Open forehead ostectomy is performed under direct visualization with a chisel or burr, although this may be associated with complications such as unsightly forehead scarring, as well as potential damage to the supratrochlear and supraorbital nerves.8 Endoscopic removal uses a vertical incision behind the hairline with dissection in the subperiosteal plane.9 This ensures protection of the supraorbital and supratrochlear neurovascular bundles.10 Complications of this procedure may include significant postoperative edema, prolonged healing time, and increased risk of hematoma formation.

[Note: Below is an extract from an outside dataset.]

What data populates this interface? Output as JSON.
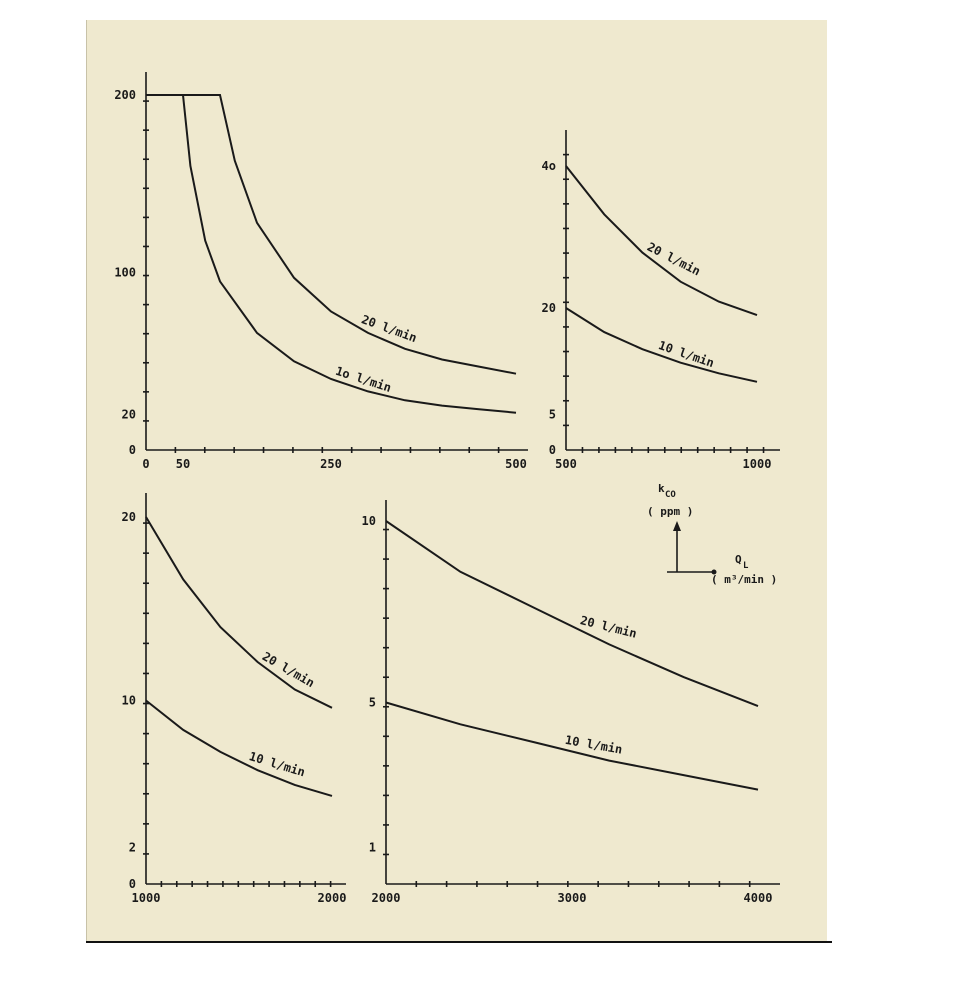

The Sonopet ultrasonic bone aspirator (Stryker, Inc., Kalamazoo, MI) uses ultrasonic waves to emulsify bone with concurrent irrigation and suction, providing a clean surgical field. This enables precise graded bone removal without damage to the surrounding soft tissue. We have previously applied this technology with success to several surgical procedures involving the internal and external nose, including septoplasty and turbinate reduction, contouring of the nasal dorsum and spine, deepening of the glabellar angle, as well as the rounding of flat nasal contours, and the correction of additional bony asymmetries.11 Pagella et al. described the use of the UBA to successfully remove a frontoethmoidal sinus osteoma.12 We have applied this technology to removal of a forehead osteoma.

CASE REPORT

A 34-year-old man with a history of trauma to his right frontal region presented with a slow growing mass over the right frontal sinus, associated with right sided supraorbital pain and discomfort (Fig. 1A). Following the diagnosis of osteoma via computed tomography, an open ostectomy was performed with the UBA. A direct suprabrow incision was made and the supraorbital neurovascular trunk was identified and preserved (Fig. 1B). The UBA, equipped with the Spetzler Claw tip, was used to remove the osteoma and contour the bone to match the contralateral side (Fig. 1C). At 4-week follow-up, the patient denied supraorbital hypesthesia, pain, or discomfort and was pleased with his cosmetic outcome (Fig. 1D).

Figure 1.

(A) Osteoma over right front sinus before removal. (B) Incision above margin of right upper eyelid down to frontalis musculature, which was divided medially and laterally. The supraorbital neurovascular trunk was identified and preserved in its pedicle. (C) The osteoma was removed down to the level of the frontal sinus anterior table using ultrasonic bone emulsification and aspiration (Sonopet ultrasonic bone aspirator [Stryker, Inc., Kalamazoo, MI] equipped with the Spetzler claw clip. The anterior table was contoured to that of the contralateral side. (D) The 4-week postoperative visit shows that the incision had healed well.

DISCUSSION

For the removal of exostotic skull osteomas adjacent to vital structures, an UBA may pose less danger to surrounding tissue than a high-speed burr. UBA will not spool or injure surrounding soft tissue and generates significantly less heat than a rotating burr. Heat that is generated from the shaft of the instrument is insulated from adjacent tissue by a plastic guard of adjustable length. Additionally, the UBA incorporates simultaneous suction and irrigation, obviating the need for an assistant. Various tip configurations exist to permit either endoscopic or microscopic dissection. Disadvantages include the expense of acquiring the instrumentation, although the costs may be shared across surgical departments.

CONCLUSION

UBA may be successfully employed to remove exostotic skull osteomas without injury to adjacent vital structures.